There's a set of rules to ensure that the implications of working with unsafe code are properly contained, but the gist of it is that unsafe code is isolated by the scoping system. Mostly, I'm glad that the language allows you to work with unsafe code at all.

fn main() {
    unsafe {
        asm!("INT3");
    }
}

That's my opinion on the language design aspect, but the community and ecosystem are important as well. My experience with the Rust community is limited, but from what little I have seen, those in the community are friendly and rational. I submitted a few issues to rust-imap and received prompt and helpful responses. I can also confidently say that the Rust ecosystem a pleasure to work with. It obviously isn't as mature as some other language ecosystems, but adding a "crate" dependency to your projects is as easy as adding a line to your 'Cargo.toml'. It's equally easy to publish the code and documentation for crates you've made yourself. I threw together a library for interacting with WildMIDI, and a docs.rs page popped up without any intervention from me. Painless.
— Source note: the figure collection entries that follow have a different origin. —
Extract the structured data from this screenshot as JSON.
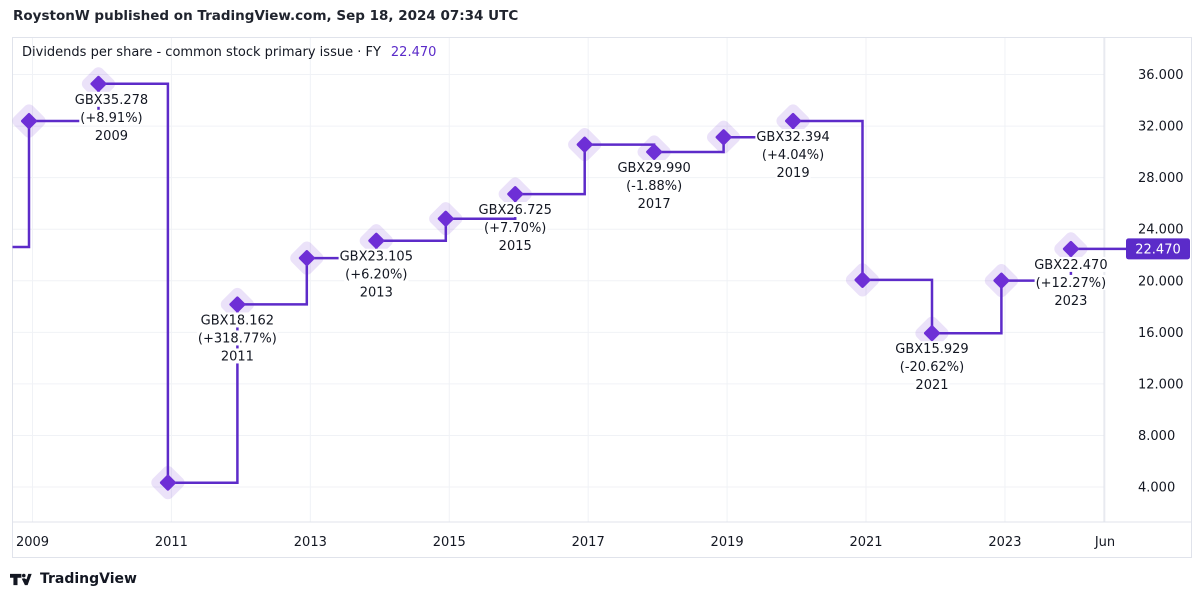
{
  "header": {
    "attribution": "RoystonW published on TradingView.com, Sep 18, 2024 07:34 UTC"
  },
  "chart": {
    "title": "Dividends per share - common stock primary issue · FY",
    "current_value": "22.470",
    "colors": {
      "line": "#5d2bc9",
      "marker": "#6e2fd6",
      "marker_halo": "rgba(110,47,214,0.14)",
      "badge_bg": "#5b2bc9",
      "badge_text": "#ffffff",
      "value_text": "#5b2bc9",
      "text": "#131722",
      "grid": "#f0f2f6",
      "axis_border": "#e0e3eb"
    }
  },
  "chart_data": {
    "type": "line",
    "step": true,
    "unit": "GBX",
    "title": "Dividends per share - common stock primary issue · FY",
    "legend_position": "top-left",
    "grid": true,
    "ylim": [
      4,
      36
    ],
    "y_ticks": [
      "36.000",
      "32.000",
      "28.000",
      "24.000",
      "20.000",
      "16.000",
      "12.000",
      "8.000",
      "4.000"
    ],
    "x_ticks": [
      "2009",
      "2011",
      "2013",
      "2015",
      "2017",
      "2019",
      "2021",
      "2023",
      "Jun"
    ],
    "lead_in_value": 22.62,
    "points": [
      {
        "fiscal_year": 2008,
        "value": 32.392,
        "annotation": null
      },
      {
        "fiscal_year": 2009,
        "value": 35.278,
        "annotation": {
          "value_label": "GBX35.278",
          "change_label": "(+8.91%)",
          "year_label": "2009",
          "dx": 13
        }
      },
      {
        "fiscal_year": 2010,
        "value": 4.336,
        "annotation": null
      },
      {
        "fiscal_year": 2011,
        "value": 18.162,
        "annotation": {
          "value_label": "GBX18.162",
          "change_label": "(+318.77%)",
          "year_label": "2011",
          "dx": 0
        }
      },
      {
        "fiscal_year": 2012,
        "value": 21.756,
        "annotation": null
      },
      {
        "fiscal_year": 2013,
        "value": 23.105,
        "annotation": {
          "value_label": "GBX23.105",
          "change_label": "(+6.20%)",
          "year_label": "2013",
          "dx": 0
        }
      },
      {
        "fiscal_year": 2014,
        "value": 24.814,
        "annotation": null
      },
      {
        "fiscal_year": 2015,
        "value": 26.725,
        "annotation": {
          "value_label": "GBX26.725",
          "change_label": "(+7.70%)",
          "year_label": "2015",
          "dx": 0
        }
      },
      {
        "fiscal_year": 2016,
        "value": 30.565,
        "annotation": null
      },
      {
        "fiscal_year": 2017,
        "value": 29.99,
        "annotation": {
          "value_label": "GBX29.990",
          "change_label": "(-1.88%)",
          "year_label": "2017",
          "dx": 0
        }
      },
      {
        "fiscal_year": 2018,
        "value": 31.136,
        "annotation": null
      },
      {
        "fiscal_year": 2019,
        "value": 32.394,
        "annotation": {
          "value_label": "GBX32.394",
          "change_label": "(+4.04%)",
          "year_label": "2019",
          "dx": 0
        }
      },
      {
        "fiscal_year": 2020,
        "value": 20.067,
        "annotation": null
      },
      {
        "fiscal_year": 2021,
        "value": 15.929,
        "annotation": {
          "value_label": "GBX15.929",
          "change_label": "(-20.62%)",
          "year_label": "2021",
          "dx": 0
        }
      },
      {
        "fiscal_year": 2022,
        "value": 20.014,
        "annotation": null
      },
      {
        "fiscal_year": 2023,
        "value": 22.47,
        "annotation": {
          "value_label": "GBX22.470",
          "change_label": "(+12.27%)",
          "year_label": "2023",
          "dx": 0
        }
      }
    ],
    "last_value_badge": "22.470"
  },
  "watermark": {
    "text": "TradingView"
  }
}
The process of linking those crates into the executable is relatively primitive, and there are a few complaints in that respect. It's mostly static linking, so the argument is "you get outdated copies of several libraries on your computer." However, the benefits of dynamic linking as the alternative is a debate I don't want to get into in this post. Right now I'll leave it as, "it's not an option in the current implementation, and that's a disadvantage," even if I'm blissfully ignorant of the size of my Rust binaries and might have some complaints about dynamic linking.

All in all, I'm very happy with Rust. Maybe it isn't "there" yet as a viable replacement to C, but it's promising and I have a feeling that, with time, it will fit nicely into GNU/Linux ecosystem.


1: A previous version of this post included all of the assembly emitted by the compiler, but in this revision, I've chosen to remove Rust's error/panic handling code because I believe that it actually detracts from the concept I'm trying to show.